Fred is actively engaged in creating those transformational shifts in perspective. Jennifer Lonergan noted that Fred once raised the issue that he felt uncomfortable as the male trainer using the grammatical convention of addressing “you” (plural) and “we” in the masculine. Spanish, like many languages, reflects the highly patriarchal nature of our societies. If “we” is 100 women with one man, “we” becomes masculine. Nosotras becomes Nosotros, with just a single man. 

“Fred was the only man in the room, and he didn’t like forcing the masculine pronoun on them, calling the women “we” in the masculine. So we discussed it, and decided that he would instead use the plural feminine, even though he was technically including himself in the “we”. One woman at the end of the training recognized him for it. She said she noticed that he did that and appreciated it. It was the first time she’d felt properly respected as a woman by a man–she felt he was acknowledging that they were the important people there. Everyone applauded in agreement.  And Fred replied, saying, “of course, why wouldn’t I? I’m a feminist” and the whole class of over 40 women erupted into applause and cheers.” 

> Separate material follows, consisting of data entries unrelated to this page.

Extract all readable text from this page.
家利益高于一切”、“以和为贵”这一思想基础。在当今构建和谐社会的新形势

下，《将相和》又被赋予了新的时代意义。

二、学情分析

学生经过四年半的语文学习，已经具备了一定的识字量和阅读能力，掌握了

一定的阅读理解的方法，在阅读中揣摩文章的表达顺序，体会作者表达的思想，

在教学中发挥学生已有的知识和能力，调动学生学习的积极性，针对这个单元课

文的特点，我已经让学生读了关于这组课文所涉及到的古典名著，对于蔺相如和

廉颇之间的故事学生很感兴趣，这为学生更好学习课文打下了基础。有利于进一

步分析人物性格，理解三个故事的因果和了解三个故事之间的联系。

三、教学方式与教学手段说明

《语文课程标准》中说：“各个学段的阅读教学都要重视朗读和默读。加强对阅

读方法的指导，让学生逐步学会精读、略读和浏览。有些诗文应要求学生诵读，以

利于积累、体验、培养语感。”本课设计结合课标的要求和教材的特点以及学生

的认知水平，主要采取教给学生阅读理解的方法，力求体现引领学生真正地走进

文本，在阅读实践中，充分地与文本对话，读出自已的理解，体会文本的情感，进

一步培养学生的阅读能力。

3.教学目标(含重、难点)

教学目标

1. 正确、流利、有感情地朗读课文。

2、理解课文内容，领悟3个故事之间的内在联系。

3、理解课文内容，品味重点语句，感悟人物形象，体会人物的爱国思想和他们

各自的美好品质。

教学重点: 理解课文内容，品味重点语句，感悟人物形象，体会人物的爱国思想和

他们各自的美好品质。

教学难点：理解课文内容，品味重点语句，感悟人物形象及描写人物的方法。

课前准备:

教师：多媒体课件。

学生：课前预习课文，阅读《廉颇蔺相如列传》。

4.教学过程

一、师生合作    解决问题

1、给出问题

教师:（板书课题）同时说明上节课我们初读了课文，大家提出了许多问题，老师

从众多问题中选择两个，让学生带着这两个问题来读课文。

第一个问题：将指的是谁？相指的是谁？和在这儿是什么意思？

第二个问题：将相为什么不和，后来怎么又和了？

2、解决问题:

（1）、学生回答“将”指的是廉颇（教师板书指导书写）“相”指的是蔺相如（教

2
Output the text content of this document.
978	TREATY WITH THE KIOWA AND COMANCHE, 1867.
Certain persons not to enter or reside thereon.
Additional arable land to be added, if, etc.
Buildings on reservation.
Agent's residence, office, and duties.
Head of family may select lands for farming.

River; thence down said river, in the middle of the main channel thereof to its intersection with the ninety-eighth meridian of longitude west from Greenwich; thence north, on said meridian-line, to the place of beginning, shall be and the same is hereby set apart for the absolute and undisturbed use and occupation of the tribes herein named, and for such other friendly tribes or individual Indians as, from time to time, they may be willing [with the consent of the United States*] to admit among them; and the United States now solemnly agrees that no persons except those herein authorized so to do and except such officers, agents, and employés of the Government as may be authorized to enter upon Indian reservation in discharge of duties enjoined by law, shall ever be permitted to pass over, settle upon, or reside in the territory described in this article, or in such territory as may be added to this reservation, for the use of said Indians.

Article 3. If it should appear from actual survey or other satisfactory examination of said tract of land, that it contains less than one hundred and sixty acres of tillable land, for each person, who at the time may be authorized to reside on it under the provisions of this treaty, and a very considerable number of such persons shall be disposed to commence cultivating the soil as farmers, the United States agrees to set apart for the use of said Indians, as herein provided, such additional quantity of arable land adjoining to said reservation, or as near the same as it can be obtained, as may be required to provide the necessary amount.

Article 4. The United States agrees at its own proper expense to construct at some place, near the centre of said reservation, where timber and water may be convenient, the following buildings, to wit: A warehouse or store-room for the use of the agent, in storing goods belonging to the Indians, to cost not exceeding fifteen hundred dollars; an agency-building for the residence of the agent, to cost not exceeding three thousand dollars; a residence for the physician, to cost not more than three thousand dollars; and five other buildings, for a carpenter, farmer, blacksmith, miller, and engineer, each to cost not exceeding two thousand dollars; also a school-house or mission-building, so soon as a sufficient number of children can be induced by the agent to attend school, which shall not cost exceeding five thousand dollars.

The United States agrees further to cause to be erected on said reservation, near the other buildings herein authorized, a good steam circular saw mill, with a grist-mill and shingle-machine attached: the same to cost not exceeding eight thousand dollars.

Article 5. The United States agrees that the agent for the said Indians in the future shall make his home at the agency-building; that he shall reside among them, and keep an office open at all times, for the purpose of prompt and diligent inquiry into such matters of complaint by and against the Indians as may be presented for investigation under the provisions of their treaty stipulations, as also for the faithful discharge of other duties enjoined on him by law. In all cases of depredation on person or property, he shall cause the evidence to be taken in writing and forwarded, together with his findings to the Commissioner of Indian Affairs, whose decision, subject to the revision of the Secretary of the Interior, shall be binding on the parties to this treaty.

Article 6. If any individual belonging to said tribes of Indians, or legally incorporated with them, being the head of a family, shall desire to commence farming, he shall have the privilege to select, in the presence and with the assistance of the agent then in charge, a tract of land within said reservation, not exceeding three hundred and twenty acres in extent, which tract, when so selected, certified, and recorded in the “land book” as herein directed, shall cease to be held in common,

In the end, Fred brought up a special memory from the 2016 Chile program. At the conclusion of the program, one of the participants looked around and noted how the facilitators didn’t give the answers. They all came from the women themselves. “That’s the magic that happens. When a participant lights up and you see that a-ha moment, when you see it all click- that is a great moment.”


We are pleased to announce that Fred will also be delivering our training again in Ecuador in 2020!